La règle de conflit de loi européenne ressemble à la règle de conflit de loi interne. Toutes deux ont une structure bilatérale. La règle de conflit de lois européenne est donc susceptible de désigner aussi bien la loi d'un État membre de l'Union européenne que celle d'un État tiers. Par conséquent, les problématiques suscitées au niveau national ne manqueront pas de réapparaître au niveau européen. Une même notion pourra être appréhendée différemment par le droit européen et celui d'un État tiers. La qualification autonome ne présenterait pas réellement d'originalité. Elle ne constituerait que la transposition pure et simple de la qualification lege fori dans l'ordre juridique européen. Le raisonnement serait le même, seule la source de la règle à interpréter changerait, pour passer d'un niveau national à un niveau européen et la démarche des juges européens s'apparenterait à une forme de qualification lege fori. Le droit européen fait partie intégrante du système juridique des États membres, et les juges nationaux sont devenus des juges européens chargés de l'application uniforme des textes européens sous le contrôle de la Cour de justice de l'Union européenne.

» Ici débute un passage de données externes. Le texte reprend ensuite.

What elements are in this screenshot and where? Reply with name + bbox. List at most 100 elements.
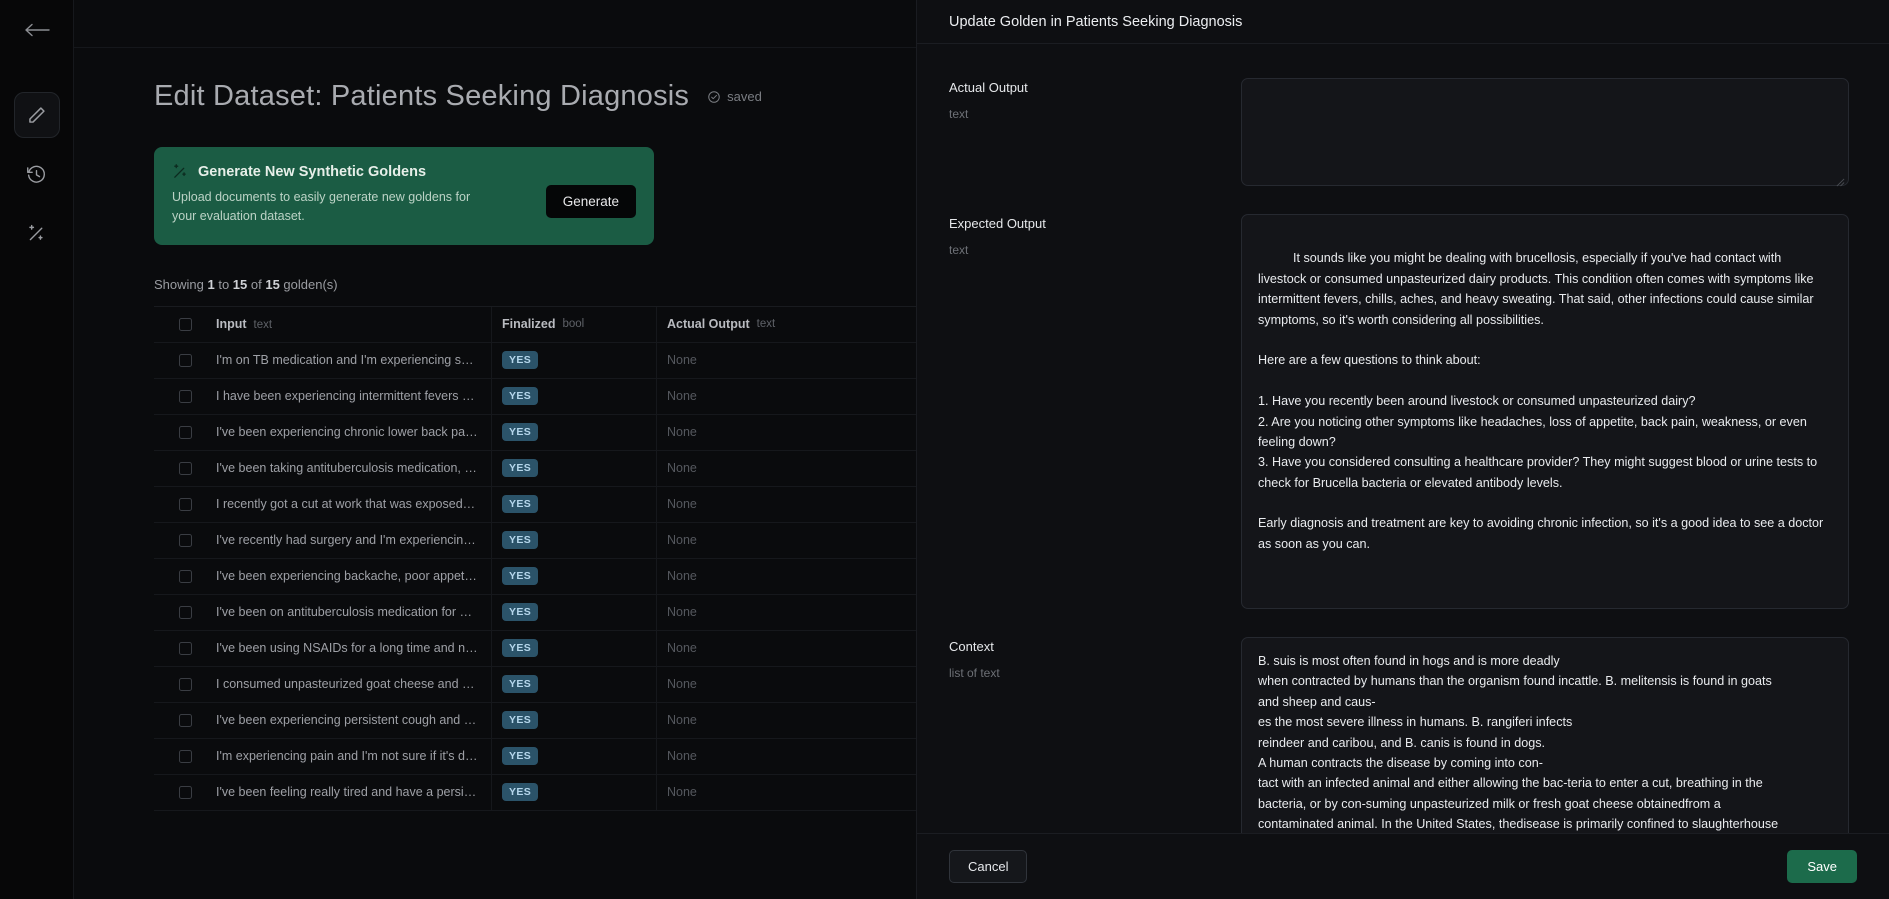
table-row[interactable]: I consumed unpasteurized goat cheese and… xyxy=(154,666,916,703)
cell-finalized[interactable]: YES xyxy=(491,774,656,810)
row-checkbox[interactable] xyxy=(178,497,192,511)
table-row[interactable]: I've been experiencing chronic lower bac… xyxy=(154,414,916,451)
cell-actual-output[interactable]: None xyxy=(656,450,856,486)
cell-input-text: I've been taking antituberculosis medica… xyxy=(216,461,478,476)
resize-handle-actual-output[interactable] xyxy=(1836,173,1845,187)
row-checkbox[interactable] xyxy=(178,605,192,619)
generate-button[interactable]: Generate xyxy=(545,185,636,218)
row-checkbox[interactable] xyxy=(178,713,192,727)
cell-actual-output[interactable]: None xyxy=(656,630,856,666)
sidebar-item-history[interactable] xyxy=(14,151,60,197)
cell-finalized[interactable]: YES xyxy=(491,522,656,558)
cell-input[interactable]: I recently got a cut at work that was ex… xyxy=(216,497,491,511)
label-context: Context xyxy=(949,639,994,655)
resize-handle-expected-output[interactable] xyxy=(1836,596,1845,651)
back-button[interactable] xyxy=(13,12,61,48)
cell-input[interactable]: I've been using NSAIDs for a long time a… xyxy=(216,641,491,655)
cell-input[interactable]: I'm on TB medication and I'm experiencin… xyxy=(216,353,491,367)
row-checkbox[interactable] xyxy=(178,533,192,547)
generate-card-title: Generate New Synthetic Goldens xyxy=(198,163,427,180)
cell-finalized[interactable]: YES xyxy=(491,342,656,378)
row-checkbox[interactable] xyxy=(178,461,192,475)
table-row[interactable]: I've been taking antituberculosis medica… xyxy=(154,450,916,487)
table-row[interactable]: I have been experiencing intermittent fe… xyxy=(154,378,916,415)
cell-actual-output[interactable]: None xyxy=(656,594,856,630)
select-all-checkbox[interactable] xyxy=(178,317,192,331)
table-row[interactable]: I've been experiencing backache, poor ap… xyxy=(154,558,916,595)
cell-input[interactable]: I'm experiencing pain and I'm not sure i… xyxy=(216,749,491,763)
cell-finalized[interactable]: YES xyxy=(491,414,656,450)
table-row[interactable]: I've been feeling really tired and have … xyxy=(154,774,916,811)
cell-actual-output[interactable]: None xyxy=(656,666,856,702)
table-row[interactable]: I'm experiencing pain and I'm not sure i… xyxy=(154,738,916,775)
row-checkbox[interactable] xyxy=(178,389,192,403)
cell-finalized[interactable]: YES xyxy=(491,378,656,414)
table-row[interactable]: I've been on antituberculosis medication… xyxy=(154,594,916,631)
input-context[interactable]: B. suis is most often found in hogs and … xyxy=(1241,637,1849,833)
table-row[interactable]: I'm on TB medication and I'm experiencin… xyxy=(154,342,916,379)
cell-actual-output[interactable]: None xyxy=(656,558,856,594)
cell-input[interactable]: I've recently had surgery and I'm experi… xyxy=(216,533,491,547)
cell-actual-output[interactable]: None xyxy=(656,486,856,522)
cell-actual-output-text: None xyxy=(667,749,697,764)
drawer-header: Update Golden in Patients Seeking Diagno… xyxy=(917,0,1889,44)
field-actual-output: Actual Output text xyxy=(949,78,1849,187)
row-checkbox[interactable] xyxy=(178,677,192,691)
cell-finalized[interactable]: YES xyxy=(491,558,656,594)
cell-input[interactable]: I have been experiencing intermittent fe… xyxy=(216,389,491,403)
row-select-cell xyxy=(154,497,216,511)
row-checkbox[interactable] xyxy=(178,785,192,799)
sidebar-item-generate[interactable] xyxy=(14,210,60,256)
row-checkbox[interactable] xyxy=(178,641,192,655)
cell-input[interactable]: I've been taking antituberculosis medica… xyxy=(216,461,491,475)
column-header-actual-output[interactable]: Actual Output text xyxy=(656,306,856,342)
cell-finalized[interactable]: YES xyxy=(491,630,656,666)
input-actual-output[interactable] xyxy=(1241,78,1849,187)
column-header-finalized[interactable]: Finalized bool xyxy=(491,306,656,342)
sidebar-item-edit[interactable] xyxy=(13,92,60,138)
showing-of: of xyxy=(247,276,266,292)
saved-label: saved xyxy=(727,89,762,104)
cell-actual-output[interactable]: None xyxy=(656,774,856,810)
cell-finalized[interactable]: YES xyxy=(491,450,656,486)
cell-actual-output[interactable]: None xyxy=(656,342,856,378)
cell-actual-output[interactable]: None xyxy=(656,738,856,774)
cell-input[interactable]: I've been experiencing chronic lower bac… xyxy=(216,425,491,439)
row-checkbox[interactable] xyxy=(178,749,192,763)
cell-finalized[interactable]: YES xyxy=(491,486,656,522)
table-row[interactable]: I've been experiencing persistent cough … xyxy=(154,702,916,739)
cell-input[interactable]: I consumed unpasteurized goat cheese and… xyxy=(216,677,491,691)
row-checkbox[interactable] xyxy=(178,569,192,583)
cell-actual-output[interactable]: None xyxy=(656,414,856,450)
cancel-button[interactable]: Cancel xyxy=(949,850,1028,883)
cell-input-text: I've been on antituberculosis medication… xyxy=(216,605,478,620)
cell-actual-output-text: None xyxy=(667,785,697,800)
table-row[interactable]: I recently got a cut at work that was ex… xyxy=(154,486,916,523)
cell-input[interactable]: I've been experiencing backache, poor ap… xyxy=(216,569,491,583)
cell-finalized[interactable]: YES xyxy=(491,738,656,774)
cell-actual-output[interactable]: None xyxy=(656,522,856,558)
row-checkbox[interactable] xyxy=(178,425,192,439)
resize-grip-icon xyxy=(1836,178,1845,187)
cell-actual-output[interactable]: None xyxy=(656,378,856,414)
cell-actual-output-text: None xyxy=(667,569,697,584)
save-button[interactable]: Save xyxy=(1787,850,1857,883)
input-expected-output[interactable]: It sounds like you might be dealing with… xyxy=(1241,214,1849,651)
cell-finalized[interactable]: YES xyxy=(491,702,656,738)
table-row[interactable]: I've been using NSAIDs for a long time a… xyxy=(154,630,916,667)
row-checkbox[interactable] xyxy=(178,353,192,367)
cell-input[interactable]: I've been on antituberculosis medication… xyxy=(216,605,491,619)
cell-finalized[interactable]: YES xyxy=(491,594,656,630)
cell-input-text: I've been experiencing chronic lower bac… xyxy=(216,425,478,440)
cell-finalized[interactable]: YES xyxy=(491,666,656,702)
cell-input-text: I've been feeling really tired and have … xyxy=(216,785,478,800)
field-label-actual-output: Actual Output text xyxy=(949,78,1241,186)
showing-suffix: golden(s) xyxy=(279,276,338,292)
column-header-input[interactable]: Input text xyxy=(216,315,491,333)
cell-input[interactable]: I've been feeling really tired and have … xyxy=(216,785,491,799)
cell-actual-output[interactable]: None xyxy=(656,702,856,738)
cell-input-text: I've been using NSAIDs for a long time a… xyxy=(216,641,478,656)
sparkle-wand-icon xyxy=(174,164,186,178)
cell-input[interactable]: I've been experiencing persistent cough … xyxy=(216,713,491,727)
table-row[interactable]: I've recently had surgery and I'm experi… xyxy=(154,522,916,559)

Pourtant, là où l'étude de la qualification s'était focalisée, en droit international privé de source interne, sur la loi qui devait la guider, le droit européen ne peut que montrer une voie originale, si l'on garde à l'esprit que le droit matériel européen est encore loin d'être abouti et reste à l'état embryonnaire. Il n'existe pas à proprement parler de loi européenne sur laquelle le juge pourrait systématiquement s'appuyer afin de guider son travail d'interprétation. Par ailleurs, certains règlements européens laissent la qualification à la loi nationale des États membres. Pour autant la méthode de qualification lege fori peine à s'émanciper des concepts du for pour proposer des solutions adaptées aux relations internationales, alors que les juges européens ont une vision différente et prennent mieux en compte le contexte international ; la Cour de justice de l'Union européenne s'est prononcée en faveur d'une interprétation autonome du droit européen. Lorsque le droit international privé prend le relais parce qu'on sort du champ d'application d'un règlement européen, on revient à la qualification lege fori.